Abstract 18482: cAMP-mediated Cardiac Myocyte-fibroblast Crosstalk
Cyclic adenosine monophosphate (cAMP) serves as an intracellular second messenger to transduce the effects of the stimulation of Gs-coupled receptors. Recent studies indicated that cAMP can be extruded by the multidrug resistance associated-protein 4 (MRP4) from many cell types including cardiac myocytes (CM). The present study investigated whether the cAMP extruded from CM acts as a signalling molecule. We employed a fluorescence resonance energy transfer (FRET)-based sensor (Epac2-cAMPs) to directly assay for the formation of cAMP in CM and fibroblasts (CF). We found cAMP to be extruded from neonatal and adult CM upon β-adrenergic receptor (βAR) stimulation (1µM isoproterenol, ISO), an effect that was largely sensitive to MRP inhibition. Extracellular cAMP blocked the βAR-mediated increase in intracellular cAMP in CM. This negative feedback was reversed by a non-specific adenosine receptor antagonist (DPSPX) and an A1 adenosine receptor specific antagonist (DPCPX) but not by an A2 adenosine receptor specific antagonist (ZM-241385) (FRET ratio: 12.6±0.6 after ISO treatment vs. 4.5±0.8 after ISO+ecto-cAMP, 12.6±1.3 after ISO+ecto-cAMP+DPSPX, p<0.001). In contrast, application of extracellular cAMP onto CF induced an increase in intracellular cAMP levels while A2 adenosine receptor specific antagonist blocked this effect (FRET ratio: 8.1±1.1 after ecto-cAMP treatment vs 0.07±0.3 after ecto-cAMP+ZM, p<0.001).

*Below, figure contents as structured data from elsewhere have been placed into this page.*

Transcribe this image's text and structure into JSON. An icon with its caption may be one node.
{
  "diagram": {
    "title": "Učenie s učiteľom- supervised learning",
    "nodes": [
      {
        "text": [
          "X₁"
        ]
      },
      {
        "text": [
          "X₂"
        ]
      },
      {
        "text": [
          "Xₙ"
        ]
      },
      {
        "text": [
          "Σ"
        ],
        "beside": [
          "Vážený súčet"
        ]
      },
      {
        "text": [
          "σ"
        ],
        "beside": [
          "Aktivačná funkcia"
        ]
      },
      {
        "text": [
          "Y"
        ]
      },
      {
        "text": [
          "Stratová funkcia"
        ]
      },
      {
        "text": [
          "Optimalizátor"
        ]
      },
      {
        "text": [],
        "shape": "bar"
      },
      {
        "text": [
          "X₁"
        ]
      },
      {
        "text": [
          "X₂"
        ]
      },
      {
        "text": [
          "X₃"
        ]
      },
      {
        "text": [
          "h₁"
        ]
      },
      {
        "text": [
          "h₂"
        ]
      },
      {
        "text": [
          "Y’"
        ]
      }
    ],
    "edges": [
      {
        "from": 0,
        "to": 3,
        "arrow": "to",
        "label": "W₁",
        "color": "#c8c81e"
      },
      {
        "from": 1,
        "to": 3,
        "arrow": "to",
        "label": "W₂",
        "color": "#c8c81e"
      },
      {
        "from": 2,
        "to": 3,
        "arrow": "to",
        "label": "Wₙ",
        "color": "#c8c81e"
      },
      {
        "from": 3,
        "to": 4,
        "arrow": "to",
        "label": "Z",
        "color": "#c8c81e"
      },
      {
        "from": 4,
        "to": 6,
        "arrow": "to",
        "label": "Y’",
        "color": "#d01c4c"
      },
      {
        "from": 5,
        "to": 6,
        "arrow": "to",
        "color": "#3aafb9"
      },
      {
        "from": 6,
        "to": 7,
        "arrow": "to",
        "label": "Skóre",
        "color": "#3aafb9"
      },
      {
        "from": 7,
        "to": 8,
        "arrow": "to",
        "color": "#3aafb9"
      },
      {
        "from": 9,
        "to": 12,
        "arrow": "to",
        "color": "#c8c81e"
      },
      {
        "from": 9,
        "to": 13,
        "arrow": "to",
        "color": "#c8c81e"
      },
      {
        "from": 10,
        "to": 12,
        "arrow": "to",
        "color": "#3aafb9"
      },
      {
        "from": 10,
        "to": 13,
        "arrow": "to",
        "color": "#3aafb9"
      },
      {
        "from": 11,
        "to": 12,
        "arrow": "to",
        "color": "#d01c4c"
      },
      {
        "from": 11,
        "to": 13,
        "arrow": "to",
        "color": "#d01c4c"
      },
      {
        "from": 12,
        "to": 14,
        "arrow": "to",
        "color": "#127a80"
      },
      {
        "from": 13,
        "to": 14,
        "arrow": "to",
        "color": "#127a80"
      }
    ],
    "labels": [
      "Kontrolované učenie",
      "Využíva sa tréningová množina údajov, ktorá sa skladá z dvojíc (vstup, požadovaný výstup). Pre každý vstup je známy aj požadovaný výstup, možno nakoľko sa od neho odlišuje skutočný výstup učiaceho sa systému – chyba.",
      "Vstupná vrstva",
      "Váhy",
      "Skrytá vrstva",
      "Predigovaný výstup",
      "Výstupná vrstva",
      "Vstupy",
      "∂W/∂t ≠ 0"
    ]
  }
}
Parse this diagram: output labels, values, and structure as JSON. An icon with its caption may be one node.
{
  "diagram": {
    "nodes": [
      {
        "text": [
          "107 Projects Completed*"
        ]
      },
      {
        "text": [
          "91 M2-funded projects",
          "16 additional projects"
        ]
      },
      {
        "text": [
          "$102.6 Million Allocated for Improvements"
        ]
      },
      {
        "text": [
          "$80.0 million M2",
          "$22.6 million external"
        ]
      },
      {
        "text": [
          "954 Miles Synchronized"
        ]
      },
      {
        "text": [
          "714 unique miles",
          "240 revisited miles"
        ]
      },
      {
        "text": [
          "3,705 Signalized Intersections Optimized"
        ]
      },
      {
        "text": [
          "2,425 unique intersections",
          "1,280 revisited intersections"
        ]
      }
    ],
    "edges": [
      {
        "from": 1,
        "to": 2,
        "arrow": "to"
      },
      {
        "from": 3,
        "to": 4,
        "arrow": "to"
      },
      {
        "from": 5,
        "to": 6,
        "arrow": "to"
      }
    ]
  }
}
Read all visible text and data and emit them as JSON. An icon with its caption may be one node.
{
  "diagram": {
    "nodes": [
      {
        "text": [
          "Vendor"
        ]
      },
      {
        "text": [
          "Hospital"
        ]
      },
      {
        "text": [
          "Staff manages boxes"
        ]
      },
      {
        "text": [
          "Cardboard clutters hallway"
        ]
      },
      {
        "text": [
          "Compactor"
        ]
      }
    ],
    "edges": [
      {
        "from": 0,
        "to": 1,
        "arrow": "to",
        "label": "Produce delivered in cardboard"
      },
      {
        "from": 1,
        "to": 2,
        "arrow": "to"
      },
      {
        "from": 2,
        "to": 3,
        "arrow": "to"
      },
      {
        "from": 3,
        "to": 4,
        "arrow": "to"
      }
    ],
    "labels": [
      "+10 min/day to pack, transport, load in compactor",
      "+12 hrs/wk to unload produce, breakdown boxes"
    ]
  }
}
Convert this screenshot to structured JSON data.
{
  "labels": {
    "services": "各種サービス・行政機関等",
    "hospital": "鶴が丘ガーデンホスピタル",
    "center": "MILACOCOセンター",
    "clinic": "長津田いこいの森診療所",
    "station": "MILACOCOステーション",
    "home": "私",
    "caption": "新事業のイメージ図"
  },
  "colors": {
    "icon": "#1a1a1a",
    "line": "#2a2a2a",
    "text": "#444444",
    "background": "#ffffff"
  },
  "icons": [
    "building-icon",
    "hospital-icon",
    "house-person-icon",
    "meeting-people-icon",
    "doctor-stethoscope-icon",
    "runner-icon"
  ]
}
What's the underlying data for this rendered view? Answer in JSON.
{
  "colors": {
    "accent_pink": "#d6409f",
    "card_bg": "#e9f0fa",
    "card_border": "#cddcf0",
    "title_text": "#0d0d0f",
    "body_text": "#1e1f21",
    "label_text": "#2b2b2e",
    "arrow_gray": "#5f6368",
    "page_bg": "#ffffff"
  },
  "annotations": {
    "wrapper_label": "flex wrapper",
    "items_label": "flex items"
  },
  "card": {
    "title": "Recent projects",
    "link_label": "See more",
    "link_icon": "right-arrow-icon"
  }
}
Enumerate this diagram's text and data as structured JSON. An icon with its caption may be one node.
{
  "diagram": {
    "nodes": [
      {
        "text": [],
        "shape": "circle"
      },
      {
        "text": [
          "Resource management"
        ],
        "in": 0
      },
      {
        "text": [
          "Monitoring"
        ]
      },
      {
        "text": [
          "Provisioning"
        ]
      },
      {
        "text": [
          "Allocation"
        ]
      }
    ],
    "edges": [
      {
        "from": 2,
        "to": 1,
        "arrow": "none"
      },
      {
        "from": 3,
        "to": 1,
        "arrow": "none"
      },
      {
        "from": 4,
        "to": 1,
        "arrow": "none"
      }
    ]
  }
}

To determine if extracellular cAMP released from CM is sufficient to stimulate cAMP formation in CF, we stimulated CF isolated from β1β2-AR-deficient mice with conditioned medium (coM) from ISO or control-treated CM. Exposure of βAR-deficient CF to coM from ISO-treated CMs yielded a significant increase in intracellular cAMP compared to control-coM. DPSPX again markedly attenuated the elevation of cAMP in response to ISO-coM (FRET ratio: control-coM: 3.1±0.6, ISO-coM: 7±1.2, ISO-coM+DPSPX: 2.2±1.3, p<0.05). In conclusion, this study provides evidence that βAR stimulation of CM induces an inside-out signaling through secreted cAMP. cAMP is exported from CM, metabolized to adenosine and in an autocrine and paracrine manner stimulates adenosine receptors on CM (A1 receptors) and CF (A2a,2b receptors).
- © 2012 by American Heart Association, Inc.